5 books set in Southern Africa worth reading
Namwali Serpell’s The Old Drift – Zambia
I’ll confess to being a bit of a superfan of this one, but I think the book deserves it. Serpell’s debut novel stretches to 560 pages and it’s no small feat for either writer or reader, but it’s thoroughly worth it. It came out in 2019 and is probably my favourite book published in recent years. Serpell spent years researching this multi-generational epic set in Zambia and the result is a many-layered narrative of complex path-crossings and multiple complicity. It takes its readers on myriad journeys: Victoria Falls, Italy, England, all around Lusaka; into the past, present and future. It’s a colonial history, an account of the Zambian independence struggle, a close examination of complex family ties, a tongue-in-cheek satire of millennials, and a dystopian sci-fi vision of a not-too-distant future. It encompasses the building of the Kariba dam, AIDS research, mass vaccination and drone surveillance. And it does all this with a strong intuition for irony and a wonderful facility for playing with language and form. At poco.lit., we’ve written about it here and here.
Panashe Chigumadzi’s These Bones Will Rise Again – Zimbabwe
I read this in 2018 when it came out and when I recently found myself paging through it again, I was struck by how many important issues this slim non-fiction volume is able to tease out. Chigumadzi sets out to tell a history of the Zimbabwean chimurengas that is not the established history of Big Men she grew up with and which has dominated so much of how the narrative of her country is represented. She does this in the form of an autobiographical essay that tells the story of the many women who have been integral to her country’s multiple freedom struggles – from colonial subjugation to the injustices of Robert Mugabe’s long rule. These women include Mbuya Nehanda, the spiritual guide of the revolutionary struggle who reappears in different guises when she is needed, and Panashe’s own foremothers. Easy to read and clear in expression, this book has a lot to teach. You can find our review of it here.
Zoe Wicomb’s You can’t get lost in Cape Town – South Africa
This one isn’t everyone’s cup of tea because it’s not the easiest read, but I maintain it rewards the effort. It’s set in Namaqualand and Cape Town in apartheid South Africa, and was originally published in 1987 – so before the country’s first democratic elections. It recounts the development of its female protagonist from rural girlhood, to a university education in Britain, to her return home as a published writer. Wicomb opts for a narrative of vignettes – short chapters of closely detailed incidents and anecdotes that are all somehow salient to Frieda’s experiences of becoming an adult woman and a published author, but which are not bound together in a coherent arc. Wicomb has a joy in language and an aptitude for the complex relationships between people that has long stayed with me. At poco.lit., we’ve written about the book here.
Rémy Ngamije’s “The Neighbourhood Watch” – Namibia
This short story was published in The Johannesburg Review of Books and was a finalist for the AKO Caine Prize for African Writing in 2020. Ngamije’s quiet and spare prose relates the story of the title-giving group of five homeless people who are forced to eek out a living in the oftentimes hostile streets of Windhoek, Namibia. It’s arresting and undramatic, as it gives each of its character’s tragic particularities with understatement and an eye for details that linger with the reader.
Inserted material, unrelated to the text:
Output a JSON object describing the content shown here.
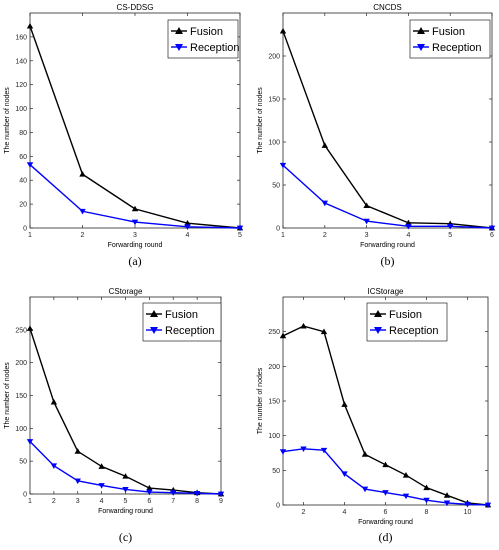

At poco.lit., we wrote about it here.
Abdulrazak Gurnah’s Afterlives – Tanzania
This one is set in Tanzania, so not really Southern Africa (but South of the equator). It’s an historical novel that does important work in detailing the little-represented history of German colonialism in East Africa. The novel relates the stories of Ilyas and Hamza, and their encounters with the German colonial presence and the aftermath of these encounters: the advantages their familiarity with the German language brings them, as well as the literal and figurative scars the coloniser’s violence leaves on them and their country. Gurnah has a wonderful ability with character-building, and especially the soft-spoken Hamza and his gentle ways have stayed with me long after having read the book. You can find a review of it here.